Ce gâteau symbolise le Jeûne Fédéral, même si on n’en mange plus forcément aujourd’hui et que l’origine de ce week-end prolongé échappe à beaucoup.

C’est en 1832 que les Confédérés décidèrent de consacrer une journée à l’action de grâces, la pénitence et la prière. Outre le fait de replacer l’être humain face à Dieu et de l’amener à méditer sur le sens de la vie, il s’agissait de consolider la paix religieuse et sociale. 186 ans après, il donne l’occasion de s’arrêter et de prendre du recul au sein d’une société qui vit à un rythme effréné.

Mythe ou réalité ? Nous serions les témoins de la montée en puissance du repli sur soi, de l’intolérance, de la violence. C’est que « vivre ensemble » n’est pas une tâche aisée. L’altérité peut déstabiliser voire blesser lorsque l’affirmation de l’autre dans sa différence remet en cause nos habitudes. Pourtant, c’est bien lorsque l’identité des uns et des autres est en jeu qu’il convient de dialoguer et de tout mettre en œuvre pour se comprendre.
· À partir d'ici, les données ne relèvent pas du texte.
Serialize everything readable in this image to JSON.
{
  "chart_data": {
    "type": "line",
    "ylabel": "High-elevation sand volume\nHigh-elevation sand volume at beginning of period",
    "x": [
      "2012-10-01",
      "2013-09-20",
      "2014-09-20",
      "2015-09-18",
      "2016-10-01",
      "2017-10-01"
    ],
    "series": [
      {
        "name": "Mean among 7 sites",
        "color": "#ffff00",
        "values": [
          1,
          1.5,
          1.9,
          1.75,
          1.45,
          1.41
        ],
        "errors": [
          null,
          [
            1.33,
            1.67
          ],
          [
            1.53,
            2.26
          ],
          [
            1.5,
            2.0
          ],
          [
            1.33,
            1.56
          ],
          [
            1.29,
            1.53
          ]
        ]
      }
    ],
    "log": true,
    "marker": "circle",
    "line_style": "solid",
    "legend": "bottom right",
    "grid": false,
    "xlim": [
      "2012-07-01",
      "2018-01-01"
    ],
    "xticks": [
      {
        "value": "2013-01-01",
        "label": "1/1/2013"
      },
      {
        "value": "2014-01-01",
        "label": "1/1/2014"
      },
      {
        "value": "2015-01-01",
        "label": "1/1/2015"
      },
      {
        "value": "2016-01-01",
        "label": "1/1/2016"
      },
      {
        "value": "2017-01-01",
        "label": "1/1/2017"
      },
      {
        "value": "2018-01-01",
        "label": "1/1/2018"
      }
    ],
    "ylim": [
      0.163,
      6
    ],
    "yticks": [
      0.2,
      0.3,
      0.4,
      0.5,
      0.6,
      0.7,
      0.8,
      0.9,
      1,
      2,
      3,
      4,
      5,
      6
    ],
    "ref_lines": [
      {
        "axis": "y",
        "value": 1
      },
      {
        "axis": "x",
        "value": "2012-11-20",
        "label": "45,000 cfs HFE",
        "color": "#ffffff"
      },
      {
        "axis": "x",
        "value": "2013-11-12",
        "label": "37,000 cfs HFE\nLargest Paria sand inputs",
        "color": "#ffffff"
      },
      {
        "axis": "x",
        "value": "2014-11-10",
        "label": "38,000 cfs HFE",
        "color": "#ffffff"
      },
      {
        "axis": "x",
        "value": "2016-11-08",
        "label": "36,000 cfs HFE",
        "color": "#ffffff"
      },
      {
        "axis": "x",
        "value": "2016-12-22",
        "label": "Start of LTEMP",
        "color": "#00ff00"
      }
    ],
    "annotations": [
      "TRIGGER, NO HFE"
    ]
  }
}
N’en déplaise à l’entre-soi, cette fâcheuse tendance à ne plus être en lien qu’avec ceux qui nous ressemblent. Quelle que soit notre appréciation de l’évolution de la société, il est urgent de réhabiliter les valeurs évangéliques dont l’ouverture et la curiosité. Elles sont l’antidote de la peur et de la bêtise qui enferment. Elles sont les prémices d’un enrichissement fécond qui donne sa juste place à l’autre dès lors que je sais qui je suis. Sceptique ? Essayez donc et vous verrez.